ここでの 「目的意識」 とは (自分は何のために生きているのかに通ずる) 方向性であり、「ビジョン」 とは目的地 (望ましい未来の映像) とされます。第11章の 「共有ビジョン」 とは、共通の目的地 (望ましい未来像) ということになります。ただし、「ビジョン」 は 単純な ゴールや目標とも違い、あくまで内部から湧き出るものでなければなりません。

第10章の 「メンタル・モデル」 は、「心に固定化されたイメージや概念」。「自己マスタリー」 が警戒すべき 否定的な 「エモーショナル・テンション」 と並んで警戒すべき側面があります。

『チーム・ダーウィン』 でも、「私たちは思い込みの世界の中で生きている」(p63)と表現され、そうした先入観に対処して互いの「ビジョン」を共有することで、チームとして結束でき、成長していったのでした。

次に、研究会では、開発教育の問題分析の方法として以下のように考察しています。

私たちが社会を見る際には、物質に関わる 「下部構造」 と 精神に関わる「上部構造」 を想定できる。唯物論で下部構造が上部構造も規定するとし、その下部構造の矛盾を説いたのがマルクスだったが、私たちの研究分野では、システム構造の心底に 「メンタル・モデル」 を想定するように、上部構造を重視している。

いや、下部構造と上部構造の相互作用が重要。そして、ここで留意すべきが 「変化」 の概念。下部構造は科学技術の進歩などで大きく変化していく。それに対して、「メンタル・モデル」 は、既成概念や思考習慣の世界であるため、ときに時代おくれとなる。そこに、下部構造内の矛盾ではなく、下部構造と上部構造との間に矛盾が生じる。この矛盾を克服できない組織は 時代遅れ となり、「生き残る」 ことができなくなる。

どのような組織もこうしたリスクを孕んでいる。ここでは、単に変化に適応するだけではなく、創造的対応が求められる。主体的な 「望ましい未来づくり」 である。

・・・ このような観点は、研究会が開発教育で社会分析する際にも重要な視点となります。

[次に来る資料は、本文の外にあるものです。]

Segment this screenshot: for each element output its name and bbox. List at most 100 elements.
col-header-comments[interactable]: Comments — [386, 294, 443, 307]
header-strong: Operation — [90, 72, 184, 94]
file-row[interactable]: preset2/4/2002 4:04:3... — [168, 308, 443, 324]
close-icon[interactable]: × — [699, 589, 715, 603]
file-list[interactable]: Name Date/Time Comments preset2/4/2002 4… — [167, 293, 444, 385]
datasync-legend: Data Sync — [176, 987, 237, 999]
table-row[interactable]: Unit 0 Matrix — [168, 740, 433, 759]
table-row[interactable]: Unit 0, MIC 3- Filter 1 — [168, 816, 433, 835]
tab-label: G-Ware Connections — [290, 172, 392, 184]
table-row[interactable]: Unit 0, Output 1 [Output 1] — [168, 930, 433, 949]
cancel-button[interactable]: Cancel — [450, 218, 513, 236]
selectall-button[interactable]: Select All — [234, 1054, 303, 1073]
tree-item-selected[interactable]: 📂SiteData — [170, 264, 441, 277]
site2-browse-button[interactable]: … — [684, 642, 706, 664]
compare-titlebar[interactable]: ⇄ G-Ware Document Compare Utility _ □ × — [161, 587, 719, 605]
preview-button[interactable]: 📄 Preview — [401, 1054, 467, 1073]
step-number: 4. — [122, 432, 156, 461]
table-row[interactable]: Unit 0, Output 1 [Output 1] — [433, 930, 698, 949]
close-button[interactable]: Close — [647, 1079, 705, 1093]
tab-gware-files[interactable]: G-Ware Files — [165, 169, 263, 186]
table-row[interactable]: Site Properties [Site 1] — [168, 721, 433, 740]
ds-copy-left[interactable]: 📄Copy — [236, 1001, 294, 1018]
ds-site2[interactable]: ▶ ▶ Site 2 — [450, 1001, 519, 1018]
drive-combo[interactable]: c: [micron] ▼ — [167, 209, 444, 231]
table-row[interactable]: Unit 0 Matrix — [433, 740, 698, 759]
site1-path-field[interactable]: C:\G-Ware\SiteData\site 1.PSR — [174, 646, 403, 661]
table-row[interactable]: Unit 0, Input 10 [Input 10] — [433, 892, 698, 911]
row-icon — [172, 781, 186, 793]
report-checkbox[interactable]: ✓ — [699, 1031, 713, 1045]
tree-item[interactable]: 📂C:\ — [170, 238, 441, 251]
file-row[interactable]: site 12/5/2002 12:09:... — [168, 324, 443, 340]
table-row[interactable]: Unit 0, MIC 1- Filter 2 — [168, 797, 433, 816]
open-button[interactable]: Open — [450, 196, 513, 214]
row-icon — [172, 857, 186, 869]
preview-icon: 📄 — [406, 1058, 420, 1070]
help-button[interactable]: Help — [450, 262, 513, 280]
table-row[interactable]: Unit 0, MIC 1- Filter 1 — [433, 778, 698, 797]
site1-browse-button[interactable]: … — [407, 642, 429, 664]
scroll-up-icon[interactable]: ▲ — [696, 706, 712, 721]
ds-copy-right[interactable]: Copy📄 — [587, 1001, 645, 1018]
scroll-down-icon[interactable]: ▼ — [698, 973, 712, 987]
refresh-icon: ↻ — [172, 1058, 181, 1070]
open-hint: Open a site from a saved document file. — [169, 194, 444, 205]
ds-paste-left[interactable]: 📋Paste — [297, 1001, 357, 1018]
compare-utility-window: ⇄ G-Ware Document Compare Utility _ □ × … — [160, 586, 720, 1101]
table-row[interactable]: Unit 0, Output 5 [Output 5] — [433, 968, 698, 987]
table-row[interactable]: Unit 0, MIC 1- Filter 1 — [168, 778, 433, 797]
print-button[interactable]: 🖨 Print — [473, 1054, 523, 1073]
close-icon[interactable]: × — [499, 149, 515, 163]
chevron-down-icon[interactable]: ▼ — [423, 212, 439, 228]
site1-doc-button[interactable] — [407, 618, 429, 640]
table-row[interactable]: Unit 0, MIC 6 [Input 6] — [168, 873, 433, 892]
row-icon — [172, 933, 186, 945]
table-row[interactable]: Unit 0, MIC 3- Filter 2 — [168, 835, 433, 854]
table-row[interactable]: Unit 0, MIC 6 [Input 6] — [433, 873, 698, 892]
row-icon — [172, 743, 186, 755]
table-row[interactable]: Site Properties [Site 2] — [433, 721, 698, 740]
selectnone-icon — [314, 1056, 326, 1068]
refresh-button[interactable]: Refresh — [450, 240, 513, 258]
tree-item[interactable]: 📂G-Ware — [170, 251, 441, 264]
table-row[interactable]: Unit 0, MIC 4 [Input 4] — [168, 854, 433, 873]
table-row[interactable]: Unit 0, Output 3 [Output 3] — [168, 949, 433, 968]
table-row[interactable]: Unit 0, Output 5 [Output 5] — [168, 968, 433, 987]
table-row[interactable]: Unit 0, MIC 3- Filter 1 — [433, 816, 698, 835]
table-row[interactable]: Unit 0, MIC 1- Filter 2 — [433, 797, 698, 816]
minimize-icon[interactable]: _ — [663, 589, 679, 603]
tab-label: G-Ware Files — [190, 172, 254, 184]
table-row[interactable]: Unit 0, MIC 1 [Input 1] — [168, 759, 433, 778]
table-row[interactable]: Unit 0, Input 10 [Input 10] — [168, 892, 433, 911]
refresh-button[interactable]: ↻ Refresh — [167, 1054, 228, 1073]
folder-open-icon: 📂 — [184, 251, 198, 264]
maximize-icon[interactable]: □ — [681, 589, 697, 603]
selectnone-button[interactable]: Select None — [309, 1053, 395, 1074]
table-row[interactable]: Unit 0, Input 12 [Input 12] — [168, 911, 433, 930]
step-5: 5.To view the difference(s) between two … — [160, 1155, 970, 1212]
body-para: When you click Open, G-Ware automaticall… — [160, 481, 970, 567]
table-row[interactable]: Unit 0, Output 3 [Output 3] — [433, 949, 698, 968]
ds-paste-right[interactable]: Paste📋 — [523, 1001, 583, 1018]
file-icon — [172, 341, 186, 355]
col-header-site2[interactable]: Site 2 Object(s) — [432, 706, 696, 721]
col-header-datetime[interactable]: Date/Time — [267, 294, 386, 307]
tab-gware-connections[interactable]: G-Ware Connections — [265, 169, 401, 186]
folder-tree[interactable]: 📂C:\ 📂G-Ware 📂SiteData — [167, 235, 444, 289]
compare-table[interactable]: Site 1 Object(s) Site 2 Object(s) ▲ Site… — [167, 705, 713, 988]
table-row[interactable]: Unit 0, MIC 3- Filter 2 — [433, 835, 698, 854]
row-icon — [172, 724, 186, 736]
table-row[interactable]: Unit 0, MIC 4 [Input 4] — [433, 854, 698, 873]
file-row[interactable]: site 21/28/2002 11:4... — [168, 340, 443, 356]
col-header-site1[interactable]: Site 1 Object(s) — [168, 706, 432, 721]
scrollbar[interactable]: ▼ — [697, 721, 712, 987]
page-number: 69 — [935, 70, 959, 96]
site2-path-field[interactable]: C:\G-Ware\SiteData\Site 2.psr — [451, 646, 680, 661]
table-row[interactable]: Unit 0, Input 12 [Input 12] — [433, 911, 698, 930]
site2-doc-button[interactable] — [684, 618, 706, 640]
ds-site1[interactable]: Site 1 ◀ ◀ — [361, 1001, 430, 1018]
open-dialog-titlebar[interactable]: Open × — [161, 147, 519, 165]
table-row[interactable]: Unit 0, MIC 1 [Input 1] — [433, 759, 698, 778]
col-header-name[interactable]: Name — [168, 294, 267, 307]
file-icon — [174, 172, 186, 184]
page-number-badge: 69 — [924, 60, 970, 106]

下部構造への経済構造分析も重要だが、メンタル・モデルと現実との矛盾の分析が、同じように重要ということです。

教育との関連性についての考察も触れてきたとおり。

研究会の参加者は、教師としての自分が、どうやったら意欲的なグループ学習をファシリテートできるか、に引きつけて考察していたそうです。

教育学者・佐藤学氏が提唱する 「学びの共同体」 との違いは? という観点で考えていたという感想もあります。

次回は、本日のテーマである 「学習する組織」 の講演会を軸にした 「拓殖大学 開発教育研究フォーラム」 に参加するかたちとなります。講演は、『チーム・ダーウィン』 の著者・熊平先生(日本教育大学院大学学長)。

「学習する組織とは何か? 学校教育との関わりはどうなのか?」 という基調講演のあと、開発教育にとって 「学習する組織」 はどう関係するかについて、「開発教育ファシリテーター養成講座」 修了生の期を超えた研究を行います。実践的なワークショップと大きな成果を期待します。